Die Bundesregierung hat einen Gesetzentwurf zur Verlängerung der Mietpreisbremse bis Ende 2029 vorgelegt. Die bestehende Regelung, die auf §556d des Bürgerlichen Gesetzbuchs (BGB) basiert, wäre ohne gesetzgeberisches Handeln Ende 2025 ausgelaufen. Mit der Verlängerung setzt die Koalition ein zentrales Versprechen aus dem Koalitionsvertrag um.
Was die Mietpreisbremse regelt
Die Mietpreisbremse begrenzt die zulässige Miete bei Neuvermietungen in Gebieten mit angespanntem Wohnungsmarkt. In diesen Regionen darf die Miete bei einem neuen Mietverhältnis höchstens zehn Prozent über der ortsüblichen Vergleichsmiete liegen. Welche Gebiete als angespannt gelten, legen die jeweiligen Landesregierungen per Rechtsverordnung fest. Derzeit sind vor allem Großstädte und Ballungsräume wie Berlin, München, Hamburg, Frankfurt am Main und Köln betroffen.
Ausgenommen von der Regelung sind Neubauten, die nach dem 1. Oktober 2014 erstmals genutzt und vermietet wurden, sowie Wohnungen, die nach umfassender Modernisierung erstmals wieder vermietet werden. Diese Ausnahmen sollen sicherstellen, dass Investitionsanreize für den Neubau und die Sanierung bestehender Wohnungen erhalten bleiben.
Kritik der Vermieterverbände
Der Zentrale Immobilien Ausschuss (ZIA) und der Eigentümerverband Haus & Grund haben die geplante Verlängerung scharf kritisiert. ZIA-Präsident Iris Scheel erklärte, die Mietpreisbremse bekämpfe lediglich Symptome, statt die eigentlichen Ursachen des Wohnungsmangels anzugehen. Was der Markt brauche, seien bessere Rahmenbedingungen für den Neubau: schnellere Genehmigungsverfahren, niedrigere Baukosten und verlässliche Förderung.
Haus & Grund warnte zudem, dass die Regulierung private Vermieter zunehmend verunsichere. Viele Kleinvermieter überlegten, ihre Wohnungen zu verkaufen, anstatt sie weiter zu vermieten. Dies verschärfe das Angebot auf dem Mietmarkt zusätzlich. Auch das Institut der deutschen Wirtschaft (IW) in Köln hat in einer aktuellen Studie darauf hingewiesen, dass die Mietpreisbremse keinen messbaren Effekt auf das Neubauvolumen habe.
Mieterbund begrüßt Verlängerung
Der Deutsche Mieterbund (DMB) begrüßte den Gesetzentwurf ausdrücklich, forderte aber zugleich Nachbesserungen. DMB-Präsident Lukas Siebenkotten betonte, die Mietpreisbremse sei ein „unverzichtbares Instrument zum Schutz der Mieterinnen und Mieter“ in angespannten Märkten. Ohne sie würden die Mieten bei Neuvermietungen in vielen Städten noch schneller steigen.

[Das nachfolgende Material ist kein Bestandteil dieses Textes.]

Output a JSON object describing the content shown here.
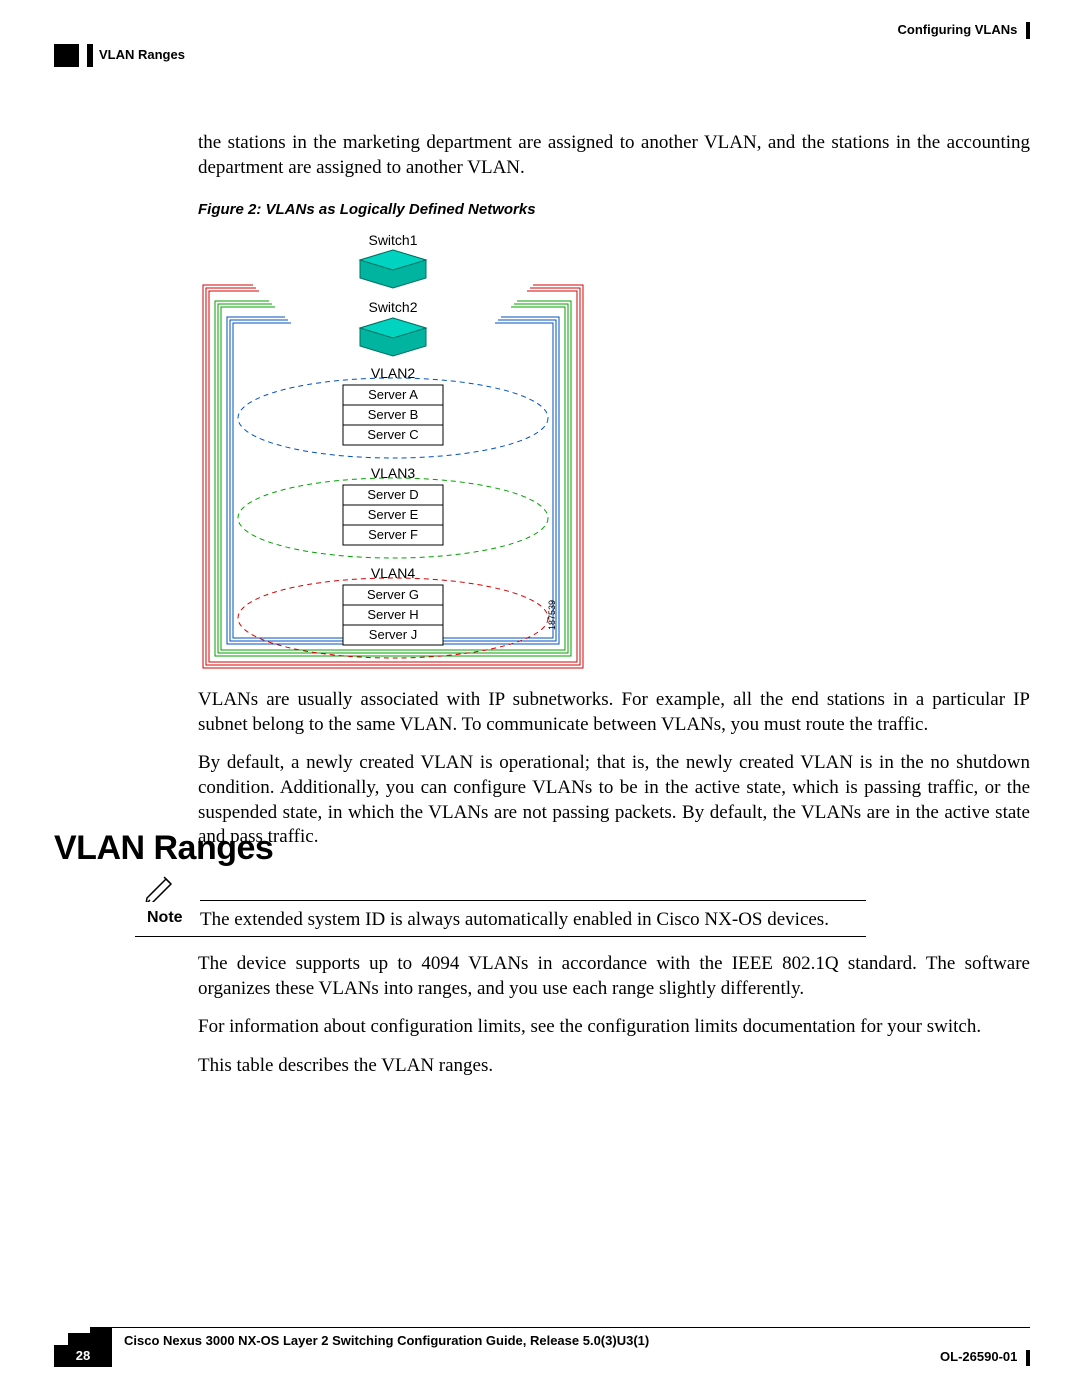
{
  "header": {
    "chapter_title": "Configuring VLANs",
    "section_title": "VLAN Ranges"
  },
  "intro": {
    "p1": "the stations in the marketing department are assigned to another VLAN, and the stations in the accounting department are assigned to another VLAN."
  },
  "figure": {
    "caption": "Figure 2: VLANs as Logically Defined Networks",
    "switch1": "Switch1",
    "switch2": "Switch2",
    "vlan2_label": "VLAN2",
    "vlan2_servers": [
      "Server A",
      "Server B",
      "Server C"
    ],
    "vlan3_label": "VLAN3",
    "vlan3_servers": [
      "Server D",
      "Server E",
      "Server F"
    ],
    "vlan4_label": "VLAN4",
    "vlan4_servers": [
      "Server G",
      "Server H",
      "Server J"
    ],
    "image_id": "187539"
  },
  "after_figure": {
    "p1": "VLANs are usually associated with IP subnetworks. For example, all the end stations in a particular IP subnet belong to the same VLAN. To communicate between VLANs, you must route the traffic.",
    "p2": "By default, a newly created VLAN is operational; that is, the newly created VLAN is in the no shutdown condition. Additionally, you can configure VLANs to be in the active state, which is passing traffic, or the suspended state, in which the VLANs are not passing packets. By default, the VLANs are in the active state and pass traffic."
  },
  "section": {
    "heading": "VLAN Ranges",
    "note_label": "Note",
    "note_text": "The extended system ID is always automatically enabled in Cisco NX-OS devices.",
    "p1": "The device supports up to 4094 VLANs in accordance with the IEEE 802.1Q standard. The software organizes these VLANs into ranges, and you use each range slightly differently.",
    "p2": "For information about configuration limits, see the configuration limits documentation for your switch.",
    "p3": "This table describes the VLAN ranges."
  },
  "footer": {
    "book_title": "Cisco Nexus 3000 NX-OS Layer 2 Switching Configuration Guide, Release 5.0(3)U3(1)",
    "page_number": "28",
    "doc_id": "OL-26590-01"
  }
}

Konkret fordert der Mieterbund, die bestehenden Ausnahmen einzuschränken und die Sanktionen bei Verstößen zu verschärfen. Bislang können Mieter eine zu hohe Miete nur rückwirkend bis zum Zeitpunkt einer qualifizierten Rüge geltend machen. Der DMB setzt sich dafür ein, dass zu viel gezahlte Miete rückwirkend ab Vertragsbeginn zurückgefordert werden kann.

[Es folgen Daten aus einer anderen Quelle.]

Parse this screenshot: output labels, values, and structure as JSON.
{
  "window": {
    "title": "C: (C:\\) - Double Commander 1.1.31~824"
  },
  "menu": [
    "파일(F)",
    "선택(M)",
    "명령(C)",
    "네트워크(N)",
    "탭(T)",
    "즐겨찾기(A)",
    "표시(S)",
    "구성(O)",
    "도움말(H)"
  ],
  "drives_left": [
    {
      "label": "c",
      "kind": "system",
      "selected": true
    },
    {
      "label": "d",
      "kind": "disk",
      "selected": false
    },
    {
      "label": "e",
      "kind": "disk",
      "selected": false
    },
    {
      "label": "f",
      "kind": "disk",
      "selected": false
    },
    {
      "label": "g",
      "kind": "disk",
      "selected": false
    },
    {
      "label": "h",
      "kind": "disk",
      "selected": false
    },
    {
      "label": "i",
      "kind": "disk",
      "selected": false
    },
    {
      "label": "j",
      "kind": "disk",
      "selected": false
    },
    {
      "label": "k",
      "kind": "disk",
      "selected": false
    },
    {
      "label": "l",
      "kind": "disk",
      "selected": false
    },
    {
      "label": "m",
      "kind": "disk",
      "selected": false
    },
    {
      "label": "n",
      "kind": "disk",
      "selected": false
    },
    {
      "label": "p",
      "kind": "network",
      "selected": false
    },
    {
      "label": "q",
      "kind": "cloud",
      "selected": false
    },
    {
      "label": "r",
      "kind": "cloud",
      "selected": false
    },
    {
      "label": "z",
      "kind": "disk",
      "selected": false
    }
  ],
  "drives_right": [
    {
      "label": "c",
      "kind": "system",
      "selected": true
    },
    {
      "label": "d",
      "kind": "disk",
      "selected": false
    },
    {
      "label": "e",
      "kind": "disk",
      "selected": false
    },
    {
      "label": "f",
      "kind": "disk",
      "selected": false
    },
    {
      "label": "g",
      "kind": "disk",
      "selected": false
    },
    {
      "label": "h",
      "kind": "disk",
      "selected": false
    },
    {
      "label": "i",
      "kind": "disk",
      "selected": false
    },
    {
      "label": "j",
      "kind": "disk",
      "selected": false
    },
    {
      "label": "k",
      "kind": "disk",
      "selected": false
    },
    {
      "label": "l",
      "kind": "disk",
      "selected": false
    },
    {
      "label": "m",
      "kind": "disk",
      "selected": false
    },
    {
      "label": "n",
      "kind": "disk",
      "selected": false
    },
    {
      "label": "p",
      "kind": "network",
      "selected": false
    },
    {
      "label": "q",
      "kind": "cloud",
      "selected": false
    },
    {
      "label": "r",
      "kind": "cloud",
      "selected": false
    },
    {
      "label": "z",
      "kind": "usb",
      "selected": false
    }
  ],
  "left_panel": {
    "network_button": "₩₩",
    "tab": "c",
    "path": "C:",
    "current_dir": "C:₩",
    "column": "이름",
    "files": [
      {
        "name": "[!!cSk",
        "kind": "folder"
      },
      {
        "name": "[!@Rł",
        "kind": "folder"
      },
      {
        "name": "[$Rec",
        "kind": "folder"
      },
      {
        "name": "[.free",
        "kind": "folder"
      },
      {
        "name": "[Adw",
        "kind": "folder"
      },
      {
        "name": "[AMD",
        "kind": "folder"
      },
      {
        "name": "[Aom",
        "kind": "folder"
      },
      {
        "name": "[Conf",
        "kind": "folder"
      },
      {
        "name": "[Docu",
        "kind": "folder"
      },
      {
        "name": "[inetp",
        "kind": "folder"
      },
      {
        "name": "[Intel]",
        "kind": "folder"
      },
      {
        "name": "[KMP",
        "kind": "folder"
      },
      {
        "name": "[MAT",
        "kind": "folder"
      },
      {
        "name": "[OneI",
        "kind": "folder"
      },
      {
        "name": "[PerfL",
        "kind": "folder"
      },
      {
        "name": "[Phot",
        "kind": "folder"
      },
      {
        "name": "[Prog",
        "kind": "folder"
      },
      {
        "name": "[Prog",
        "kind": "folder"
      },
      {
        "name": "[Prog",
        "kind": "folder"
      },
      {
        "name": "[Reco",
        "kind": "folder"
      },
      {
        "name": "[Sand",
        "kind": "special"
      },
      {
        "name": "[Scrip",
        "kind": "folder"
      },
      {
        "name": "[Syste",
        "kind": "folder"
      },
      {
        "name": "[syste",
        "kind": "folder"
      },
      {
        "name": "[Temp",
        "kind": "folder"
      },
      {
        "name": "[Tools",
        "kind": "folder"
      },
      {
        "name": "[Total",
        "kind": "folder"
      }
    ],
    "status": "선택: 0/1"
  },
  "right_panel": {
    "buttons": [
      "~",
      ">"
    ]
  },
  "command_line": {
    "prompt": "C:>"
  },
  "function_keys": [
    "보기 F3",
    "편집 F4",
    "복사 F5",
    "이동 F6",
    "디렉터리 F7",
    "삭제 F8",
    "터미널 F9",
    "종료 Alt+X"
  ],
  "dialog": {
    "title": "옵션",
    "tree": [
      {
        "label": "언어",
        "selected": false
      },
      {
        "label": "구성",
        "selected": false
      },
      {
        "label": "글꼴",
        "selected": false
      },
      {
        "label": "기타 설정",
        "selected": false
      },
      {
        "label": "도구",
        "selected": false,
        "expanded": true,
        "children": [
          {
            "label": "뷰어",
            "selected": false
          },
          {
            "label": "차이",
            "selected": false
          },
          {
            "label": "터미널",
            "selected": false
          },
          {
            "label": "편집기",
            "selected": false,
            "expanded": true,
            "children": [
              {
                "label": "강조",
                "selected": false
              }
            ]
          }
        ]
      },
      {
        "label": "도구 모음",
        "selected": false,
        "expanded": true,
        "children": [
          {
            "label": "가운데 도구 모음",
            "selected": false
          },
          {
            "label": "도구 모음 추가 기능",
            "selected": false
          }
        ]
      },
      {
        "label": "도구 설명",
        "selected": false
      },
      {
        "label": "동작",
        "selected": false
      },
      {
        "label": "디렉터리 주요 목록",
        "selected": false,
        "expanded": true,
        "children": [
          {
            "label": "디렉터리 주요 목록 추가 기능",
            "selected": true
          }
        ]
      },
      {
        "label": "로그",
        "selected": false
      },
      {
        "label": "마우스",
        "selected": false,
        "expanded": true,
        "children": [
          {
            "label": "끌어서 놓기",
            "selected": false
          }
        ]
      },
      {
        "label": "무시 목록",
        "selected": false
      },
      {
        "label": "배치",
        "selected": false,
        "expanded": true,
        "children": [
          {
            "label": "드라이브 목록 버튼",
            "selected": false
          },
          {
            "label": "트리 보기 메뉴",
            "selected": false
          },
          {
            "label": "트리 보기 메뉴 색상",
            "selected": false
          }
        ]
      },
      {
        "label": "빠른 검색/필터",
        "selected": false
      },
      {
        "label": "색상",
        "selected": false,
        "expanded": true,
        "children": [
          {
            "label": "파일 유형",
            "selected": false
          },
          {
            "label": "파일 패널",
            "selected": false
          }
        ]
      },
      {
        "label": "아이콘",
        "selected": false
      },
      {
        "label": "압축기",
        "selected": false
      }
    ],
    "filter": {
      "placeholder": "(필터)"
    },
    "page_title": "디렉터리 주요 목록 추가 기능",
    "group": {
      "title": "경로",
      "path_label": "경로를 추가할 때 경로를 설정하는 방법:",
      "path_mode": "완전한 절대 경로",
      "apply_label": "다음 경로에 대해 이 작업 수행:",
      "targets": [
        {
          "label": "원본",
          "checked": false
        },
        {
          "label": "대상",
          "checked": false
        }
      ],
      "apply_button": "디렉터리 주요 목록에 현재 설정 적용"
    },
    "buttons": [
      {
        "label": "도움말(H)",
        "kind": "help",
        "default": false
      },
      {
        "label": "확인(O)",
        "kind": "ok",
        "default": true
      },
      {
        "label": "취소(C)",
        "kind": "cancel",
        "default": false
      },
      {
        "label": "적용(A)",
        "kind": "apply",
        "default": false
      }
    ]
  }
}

Bundesjustizministerin hat angekündigt, den Gesetzentwurf zügig in den Bundestag einzubringen. Eine Verabschiedung wird noch vor der parlamentarischen Sommerpause angestrebt. Die Länder, die über den Bundesrat zustimmen müssen, haben bisher überwiegend Unterstützung signalisiert.